恐怕还是宗门中及其受宠的存在,不然这种好东西,到不了他们手上。
看来用东西买命是不成的了,他们不缺他那点东西。
“你们是哪个宗门的?”吴兆兴努力控制自己的面部表情,露出一个和善的笑,“你们应该知道太初宗在仙门的地位,还有我爹,我爹可是洞天大能,你们觉得你们杀了我,能够逃脱我爹的追踪?”
“你们能跑,你们的宗门可以跑吗,别一不小心,祸及宗门。”
“祸及宗门?”舒鱼喃喃道。
她站起来,拿着剑,一步步靠近吴兆兴,在他逐渐惊恐的眼神里,一剑将他钉在身后的树上。
在吴兆兴的痛苦的哀嚎声中,轻声道:“我这辈子最听不得,祸及宗门四个字。”
“太初宗?很厉害?我好害怕啊?”舒鱼乌黑的眼眸里隐隐泛着血色,眉间红纹若隐若现。
“你……你……你入魔了。
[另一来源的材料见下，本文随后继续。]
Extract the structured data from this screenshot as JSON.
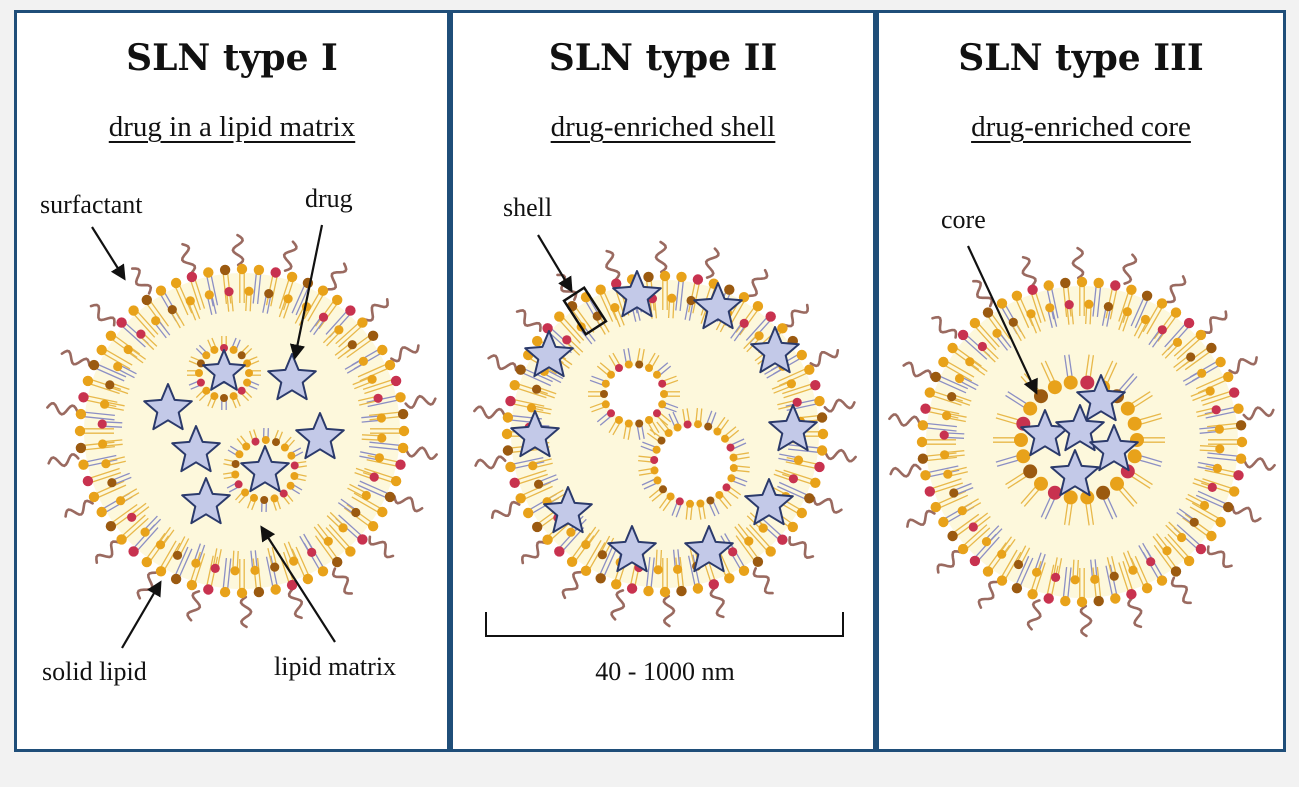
{
  "panels": [
    {
      "title": "SLN type I",
      "subtitle": "drug in a lipid matrix",
      "labels": {
        "surfactant": "surfactant",
        "drug": "drug",
        "solid_lipid": "solid lipid",
        "lipid_matrix": "lipid matrix"
      }
    },
    {
      "title": "SLN type II",
      "subtitle": "drug-enriched shell",
      "labels": {
        "shell": "shell",
        "scale": "40 - 1000 nm"
      }
    },
    {
      "title": "SLN type III",
      "subtitle": "drug-enriched core",
      "labels": {
        "core": "core"
      }
    }
  ],
  "colors": {
    "frame": "#1f4e79",
    "head_orange": "#e8a21a",
    "head_red": "#c8324f",
    "head_brown": "#9b5a10",
    "tail_yellow": "#e8b84a",
    "tail_blue": "#8c8fc4",
    "surfactant": "#9a6a60",
    "matrix": "#fdf8dc",
    "drug_fill": "#c3c9e8",
    "drug_stroke": "#2b3a6b"
  }
}
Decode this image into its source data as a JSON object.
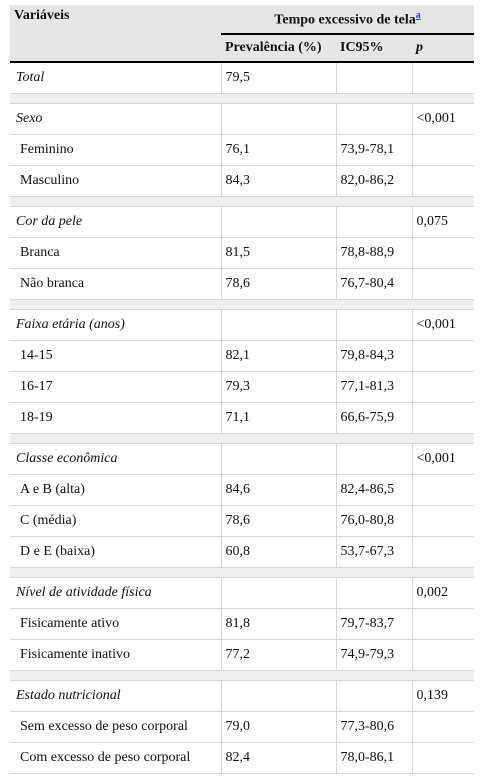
{
  "table": {
    "header": {
      "variaveis": "Variáveis",
      "group_title": "Tempo excessivo de tela",
      "group_note": "a",
      "col_prevalencia": "Prevalência (%)",
      "col_ic": "IC95%",
      "col_p": "p"
    },
    "rows": [
      {
        "type": "cat",
        "label": "Total",
        "prev": "79,5",
        "ic": "",
        "p": ""
      },
      {
        "type": "spacer"
      },
      {
        "type": "cat",
        "label": "Sexo",
        "prev": "",
        "ic": "",
        "p": "<0,001"
      },
      {
        "type": "sub",
        "label": "Feminino",
        "prev": "76,1",
        "ic": "73,9-78,1",
        "p": ""
      },
      {
        "type": "sub",
        "label": "Masculino",
        "prev": "84,3",
        "ic": "82,0-86,2",
        "p": ""
      },
      {
        "type": "spacer"
      },
      {
        "type": "cat",
        "label": "Cor da pele",
        "prev": "",
        "ic": "",
        "p": "0,075"
      },
      {
        "type": "sub",
        "label": "Branca",
        "prev": "81,5",
        "ic": "78,8-88,9",
        "p": ""
      },
      {
        "type": "sub",
        "label": "Não branca",
        "prev": "78,6",
        "ic": "76,7-80,4",
        "p": ""
      },
      {
        "type": "spacer"
      },
      {
        "type": "cat",
        "label": "Faixa etária (anos)",
        "prev": "",
        "ic": "",
        "p": "<0,001"
      },
      {
        "type": "sub",
        "label": "14-15",
        "prev": "82,1",
        "ic": "79,8-84,3",
        "p": ""
      },
      {
        "type": "sub",
        "label": "16-17",
        "prev": "79,3",
        "ic": "77,1-81,3",
        "p": ""
      },
      {
        "type": "sub",
        "label": "18-19",
        "prev": "71,1",
        "ic": "66,6-75,9",
        "p": ""
      },
      {
        "type": "spacer"
      },
      {
        "type": "cat",
        "label": "Classe econômica",
        "prev": "",
        "ic": "",
        "p": "<0,001"
      },
      {
        "type": "sub",
        "label": "A e B (alta)",
        "prev": "84,6",
        "ic": "82,4-86,5",
        "p": ""
      },
      {
        "type": "sub",
        "label": "C (média)",
        "prev": "78,6",
        "ic": "76,0-80,8",
        "p": ""
      },
      {
        "type": "sub",
        "label": "D e E (baixa)",
        "prev": "60,8",
        "ic": "53,7-67,3",
        "p": ""
      },
      {
        "type": "spacer"
      },
      {
        "type": "cat",
        "label": "Nível de atividade física",
        "prev": "",
        "ic": "",
        "p": "0,002"
      },
      {
        "type": "sub",
        "label": "Fisicamente ativo",
        "prev": "81,8",
        "ic": "79,7-83,7",
        "p": ""
      },
      {
        "type": "sub",
        "label": "Fisicamente inativo",
        "prev": "77,2",
        "ic": "74,9-79,3",
        "p": ""
      },
      {
        "type": "spacer"
      },
      {
        "type": "cat",
        "label": "Estado nutricional",
        "prev": "",
        "ic": "",
        "p": "0,139"
      },
      {
        "type": "sub",
        "label": "Sem excesso de peso corporal",
        "prev": "79,0",
        "ic": "77,3-80,6",
        "p": ""
      },
      {
        "type": "sub",
        "label": "Com excesso de peso corporal",
        "prev": "82,4",
        "ic": "78,0-86,1",
        "p": ""
      }
    ]
  }
}
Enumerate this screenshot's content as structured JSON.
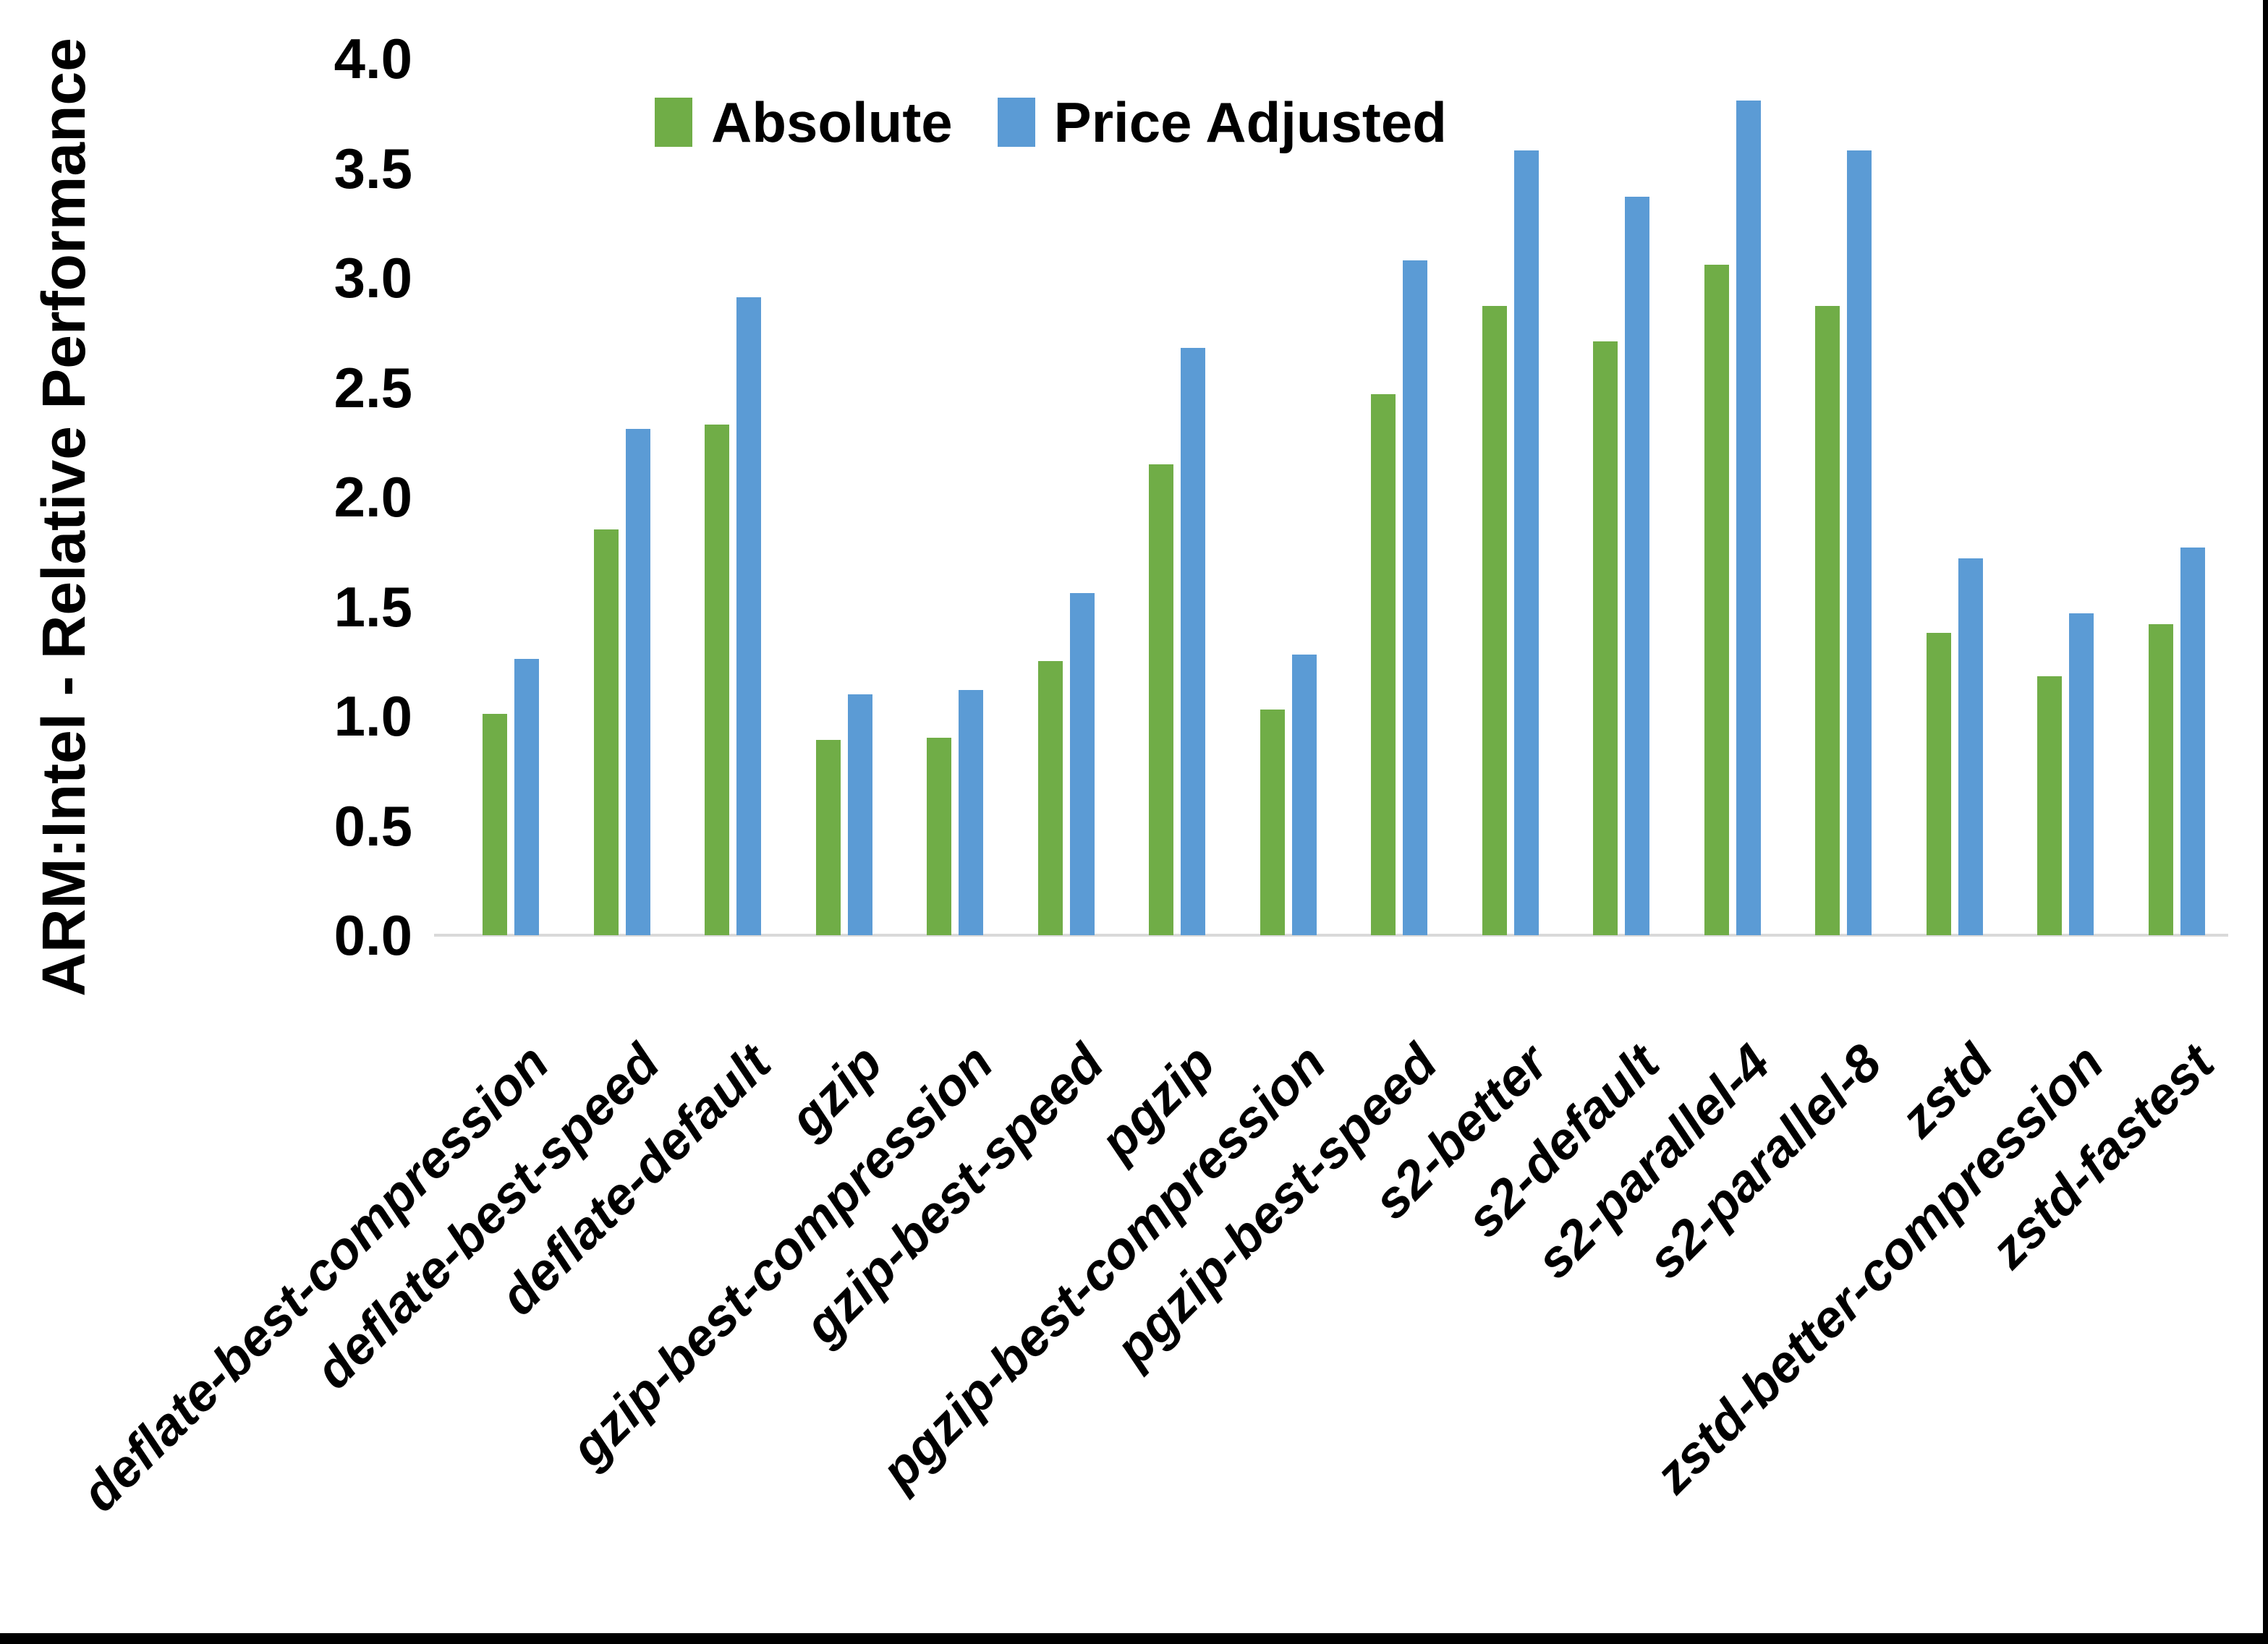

”吴兆兴万分惊恐。
凡入魔之人六亲不认,见人就杀,所到之处血流成河,不是他死,就是别人死。
这是他这辈子第一次这么近距离接触一个入魔的人,也是第一次感受到了死亡的距离。
他想要逃,可是肩膀上的剑,还有身上的绳子,让他根本动不了。
“喂。”吴兆兴哆哆嗦嗦的喊了一声一旁的念鱼,“你,你师姐入魔了,还,还不杀了她?你不杀她,她会杀你的。”
“没关系,你比我先死就行。”念鱼不在意道。
吴兆兴起初不相信,怎么会有人不怕死呢,可当他看见那个男孩目露痴迷的看着他面前这个即将大开杀戒的杀人狂魔时,他不得不信。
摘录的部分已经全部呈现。